Accès hors de la maison (sans ouvrir de port) — deux pistes éprouvées :
- Tailscale (le plus simple) : installe Tailscale sur la machine du hub et sur
ton téléphone → le hub est joignable via son IP Tailscale (
http://100.x.y.z:8088) de partout, chiffré de bout en bout, zéro configuration réseau. - Cloudflare Tunnel : expose le hub sur un sous-domaine à toi sans IP publique.
Un sidecar Docker optionnel est prêt en commentaire dans
docker-compose.yml(renseigneTUNNEL_TOKENdans.envet décommente-le).
La PWA s'installe ensuite depuis le navigateur du téléphone (« Ajouter à l'écran d'accueil ») et parle au hub comme n'importe quel client.
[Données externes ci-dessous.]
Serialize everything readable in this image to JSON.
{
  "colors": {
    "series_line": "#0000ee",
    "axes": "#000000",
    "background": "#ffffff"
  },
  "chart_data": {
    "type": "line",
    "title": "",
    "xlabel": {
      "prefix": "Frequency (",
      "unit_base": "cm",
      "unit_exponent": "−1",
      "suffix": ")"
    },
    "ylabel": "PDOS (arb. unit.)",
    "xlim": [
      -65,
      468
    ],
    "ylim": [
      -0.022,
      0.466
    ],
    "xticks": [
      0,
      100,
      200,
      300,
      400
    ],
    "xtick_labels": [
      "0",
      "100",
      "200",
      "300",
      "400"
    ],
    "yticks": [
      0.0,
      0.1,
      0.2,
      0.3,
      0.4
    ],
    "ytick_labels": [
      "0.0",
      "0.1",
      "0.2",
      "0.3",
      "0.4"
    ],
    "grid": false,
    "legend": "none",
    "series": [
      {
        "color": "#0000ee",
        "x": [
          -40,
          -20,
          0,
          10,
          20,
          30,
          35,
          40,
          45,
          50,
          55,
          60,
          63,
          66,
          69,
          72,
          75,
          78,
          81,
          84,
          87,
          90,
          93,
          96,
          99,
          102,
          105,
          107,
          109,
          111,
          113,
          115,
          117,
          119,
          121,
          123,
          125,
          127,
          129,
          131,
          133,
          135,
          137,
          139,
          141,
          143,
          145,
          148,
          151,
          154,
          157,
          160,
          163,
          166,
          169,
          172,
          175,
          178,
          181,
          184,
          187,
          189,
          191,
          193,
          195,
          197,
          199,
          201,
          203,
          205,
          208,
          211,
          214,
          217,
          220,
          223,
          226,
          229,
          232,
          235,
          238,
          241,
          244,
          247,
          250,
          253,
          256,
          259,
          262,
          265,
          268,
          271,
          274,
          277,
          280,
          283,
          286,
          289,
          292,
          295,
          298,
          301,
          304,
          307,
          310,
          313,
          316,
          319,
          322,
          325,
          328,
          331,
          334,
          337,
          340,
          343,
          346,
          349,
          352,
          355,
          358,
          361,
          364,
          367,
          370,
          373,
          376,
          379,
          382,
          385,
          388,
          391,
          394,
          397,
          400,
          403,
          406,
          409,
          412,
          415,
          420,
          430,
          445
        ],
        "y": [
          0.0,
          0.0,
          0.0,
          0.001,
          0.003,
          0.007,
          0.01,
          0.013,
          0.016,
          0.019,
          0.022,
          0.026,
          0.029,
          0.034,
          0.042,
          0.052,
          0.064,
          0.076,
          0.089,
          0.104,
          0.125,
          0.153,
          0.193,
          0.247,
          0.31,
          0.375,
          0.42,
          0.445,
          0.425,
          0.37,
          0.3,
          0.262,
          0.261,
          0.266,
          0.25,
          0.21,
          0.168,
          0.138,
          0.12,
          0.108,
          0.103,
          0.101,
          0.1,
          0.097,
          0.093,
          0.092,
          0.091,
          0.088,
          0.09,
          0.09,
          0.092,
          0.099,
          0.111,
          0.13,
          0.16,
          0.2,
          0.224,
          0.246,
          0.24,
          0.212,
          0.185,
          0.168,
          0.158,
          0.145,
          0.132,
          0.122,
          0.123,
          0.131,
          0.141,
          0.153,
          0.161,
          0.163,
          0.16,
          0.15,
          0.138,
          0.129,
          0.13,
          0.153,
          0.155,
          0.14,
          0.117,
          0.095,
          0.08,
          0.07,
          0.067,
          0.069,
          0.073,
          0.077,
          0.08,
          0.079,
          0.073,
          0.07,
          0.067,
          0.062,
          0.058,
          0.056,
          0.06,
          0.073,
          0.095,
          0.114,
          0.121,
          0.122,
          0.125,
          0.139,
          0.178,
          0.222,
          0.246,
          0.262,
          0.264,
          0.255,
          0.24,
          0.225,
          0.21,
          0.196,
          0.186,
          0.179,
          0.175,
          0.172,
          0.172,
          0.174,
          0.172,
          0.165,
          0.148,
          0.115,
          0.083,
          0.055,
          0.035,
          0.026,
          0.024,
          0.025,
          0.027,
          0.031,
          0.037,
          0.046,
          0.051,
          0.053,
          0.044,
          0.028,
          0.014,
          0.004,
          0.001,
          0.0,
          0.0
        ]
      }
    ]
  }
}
Base /api. Voir le détail des routes.
Local POST /auth/local (session automatique du propriétaire — mode local)
Sources GET /sources /sources/:id/mangas/* GET /extensions/updates
POST /extensions/update (admin, MAJ vérifiées SHA-256) GET /extensions/:id/test
GET /extensions/health (admin)
Mangas GET /mangas/{search,popular,latest,tags,:id,:id/chapters} GET /search-all
Lecture GET /chapters/:id/pages (manga) /chapters/:id/text (roman / livre)
Images GET /img?u=<url> (proxy + cache des couvertures, anti-SSRF)
Compte GET/PUT /me/{favorites,library,progress,lists,settings,ratings} /me/export, /me/import
Updates GET /me/updates?scope=active|all&manga=<id> (échecs remontés, cooldown serveur)
Journal GET/POST /me/notes GET /me/notes/stats PUT/DELETE /me/notes/:id
Read POST /me/read-chapters /me/read-chapters/bulk PUT /me/favorites/:id/category
Stats GET /me/stats /me/events /ratings/:id
Notifs GET /me/notifications{,/unread} POST /me/notifications/{read-all,:id/read}
GET /push/vapid POST /me/push/subscribe (Web Push)
Local fs POST /library/import/local GET /library/local{,/:id/file} DELETE /library/local/:id
Artwork GET /artwork?title=... (illustrations officielles AniList)
AniList GET /anilist/{config,similar} PUT /anilist/config
Inko n'héberge aucun contenu : les extensions lisent des sources publiques
tierces, et les fichiers importés restent sur ta machine. Les notes du
journal sont privées. Aucune télémétrie, aucune publicité, aucune revente de
données. Voir confidentialite.html.
Les PR sont bienvenues — en particulier de nouvelles extensions
(voir extensions-community/README.md).
CI : audit de sécurité npm, vérification de syntaxe, chargement des modules,
tests unitaires, lint frontend (ESLint), build Docker, plus un contrôle
hebdomadaire de l'état des sources de scraping.
Historique complet des versions : CHANGELOG.md.